Speaking of people who sort of look like Bunny Tremelo, the ghost of Bunny Tremelo (complete with Linda Blair from The Exorcist sleepwear) appears in Kitty Carryall's bedroom. Warning her about the dark forces that are out to get her, the ghost of Bunny Tremelo gives Kitty the skinny on all the threats that are currently manifesting themselves against her.
Whether she takes heed or not is anyone's guess. In the meantime, Kitty and Patch appear on Women On Women, a feminist talk show hosted by Gloria Biaz (Carmel Moran). The great thing about this sequence, besides the fact that Kitty and Patch fail to live up to Gloria's idea of what a feminist should look like, was Kitty Carryall's crossed legs sheathed in red tights. In addition to looking fabulous on her, the red tights are good indication that The Lovedolls are well on their way. Remember what I said in my review of Desperate Teenage Lovedolls? You don't? Well, let me repeat it: Colourful tights = success. You could also add: Crimped hair = success to the equation, as the more successful The Lovedolls become, the more crimps seem to appear in Kitty Carryall's hair.
In the coming scenes, Jennifer Schwartz can be seen in blue, footless tights (she wears them during her confrontation with Mrs. Cloverfield), a one piece bathing suit with Argentine theme (it reminded me of the flag of Argentina) with matching blue shades (she wears both during her pool side confrontation with Carl Celery), and a purple feather boa (which she wears during The Lovedolls show at the forum).
You'll notice I didn't mention Kitty Carryall's confrontation with Rainbow Tremaine during my Kitty Carryall fashion round up.

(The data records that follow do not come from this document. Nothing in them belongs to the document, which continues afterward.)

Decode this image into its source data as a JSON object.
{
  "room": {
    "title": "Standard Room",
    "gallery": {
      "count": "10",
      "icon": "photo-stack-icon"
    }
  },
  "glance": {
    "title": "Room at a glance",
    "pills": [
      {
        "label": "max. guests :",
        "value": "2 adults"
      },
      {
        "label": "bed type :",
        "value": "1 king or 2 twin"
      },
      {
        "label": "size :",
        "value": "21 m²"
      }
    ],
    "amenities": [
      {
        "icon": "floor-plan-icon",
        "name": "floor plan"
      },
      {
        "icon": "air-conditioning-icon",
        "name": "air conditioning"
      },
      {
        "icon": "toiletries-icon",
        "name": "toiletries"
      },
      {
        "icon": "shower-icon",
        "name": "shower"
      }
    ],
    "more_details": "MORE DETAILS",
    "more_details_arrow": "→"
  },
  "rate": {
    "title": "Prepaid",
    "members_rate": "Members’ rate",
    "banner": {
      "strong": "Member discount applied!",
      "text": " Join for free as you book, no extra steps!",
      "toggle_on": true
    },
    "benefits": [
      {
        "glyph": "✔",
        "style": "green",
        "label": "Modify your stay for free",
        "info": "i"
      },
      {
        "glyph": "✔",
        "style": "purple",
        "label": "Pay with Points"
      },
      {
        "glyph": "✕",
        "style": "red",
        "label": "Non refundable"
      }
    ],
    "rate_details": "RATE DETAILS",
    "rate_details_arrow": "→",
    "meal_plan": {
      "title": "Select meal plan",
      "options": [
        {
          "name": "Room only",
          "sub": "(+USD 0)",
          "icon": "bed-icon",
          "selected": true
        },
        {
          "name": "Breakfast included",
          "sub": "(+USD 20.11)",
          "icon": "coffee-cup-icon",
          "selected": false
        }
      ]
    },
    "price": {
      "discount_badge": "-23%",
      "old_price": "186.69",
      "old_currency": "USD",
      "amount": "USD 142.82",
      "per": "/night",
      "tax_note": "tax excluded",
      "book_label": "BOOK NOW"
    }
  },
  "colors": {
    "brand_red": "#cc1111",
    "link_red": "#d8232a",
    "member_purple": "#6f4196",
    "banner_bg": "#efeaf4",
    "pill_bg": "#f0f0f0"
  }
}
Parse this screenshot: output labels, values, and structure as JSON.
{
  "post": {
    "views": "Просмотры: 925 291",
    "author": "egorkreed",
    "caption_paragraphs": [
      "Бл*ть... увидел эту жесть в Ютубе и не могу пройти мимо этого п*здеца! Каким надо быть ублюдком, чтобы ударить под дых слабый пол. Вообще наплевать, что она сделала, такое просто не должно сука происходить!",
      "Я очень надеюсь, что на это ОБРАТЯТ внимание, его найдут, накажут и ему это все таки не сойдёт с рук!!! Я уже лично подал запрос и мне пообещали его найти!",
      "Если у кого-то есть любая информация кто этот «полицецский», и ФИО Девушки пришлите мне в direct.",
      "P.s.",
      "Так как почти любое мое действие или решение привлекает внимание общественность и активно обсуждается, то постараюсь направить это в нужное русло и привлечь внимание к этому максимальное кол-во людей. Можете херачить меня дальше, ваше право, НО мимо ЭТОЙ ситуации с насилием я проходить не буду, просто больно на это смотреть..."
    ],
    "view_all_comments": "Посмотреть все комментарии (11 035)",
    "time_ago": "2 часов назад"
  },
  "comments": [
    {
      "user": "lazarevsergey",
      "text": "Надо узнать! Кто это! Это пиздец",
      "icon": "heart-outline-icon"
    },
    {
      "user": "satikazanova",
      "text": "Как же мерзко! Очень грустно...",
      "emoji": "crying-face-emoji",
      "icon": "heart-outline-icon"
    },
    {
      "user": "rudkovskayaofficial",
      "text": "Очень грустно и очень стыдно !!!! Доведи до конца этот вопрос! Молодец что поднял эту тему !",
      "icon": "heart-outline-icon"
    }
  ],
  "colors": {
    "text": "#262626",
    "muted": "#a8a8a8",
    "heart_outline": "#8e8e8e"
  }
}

Well, let me just say two words: Suicidal Tendencies. Oh, and my favourite Rainbow-ism uttered during this period was: "I have become semi-rebellious!" And it's no wonder, the city of Los Angeles. is no place for wide-eyed idealists, it warps your soul.
Just like the first film, Lovedolls Superstar was shot on super-8. However, the sequel has a more polished sheen to it. Yet, the film has somehow managed to retain its gritty aesthetic. Depicting Hollywood as the cesspool that it probably is, Dave Markey (best known for, I guess, directing 1991: The Year Punk Broke) has made farcical romp that ridicules the city, while, at same time, celebrates its many quirks. My only complaint would be that Kitty Carryall doesn't get a love interest in either film. Call me a romantic sap, but I wanna see Kitty's luscious thigh's gingerly groped by a tattooed gentlemen caller whilst in the throes of consensual, Patti Smith-approved passion.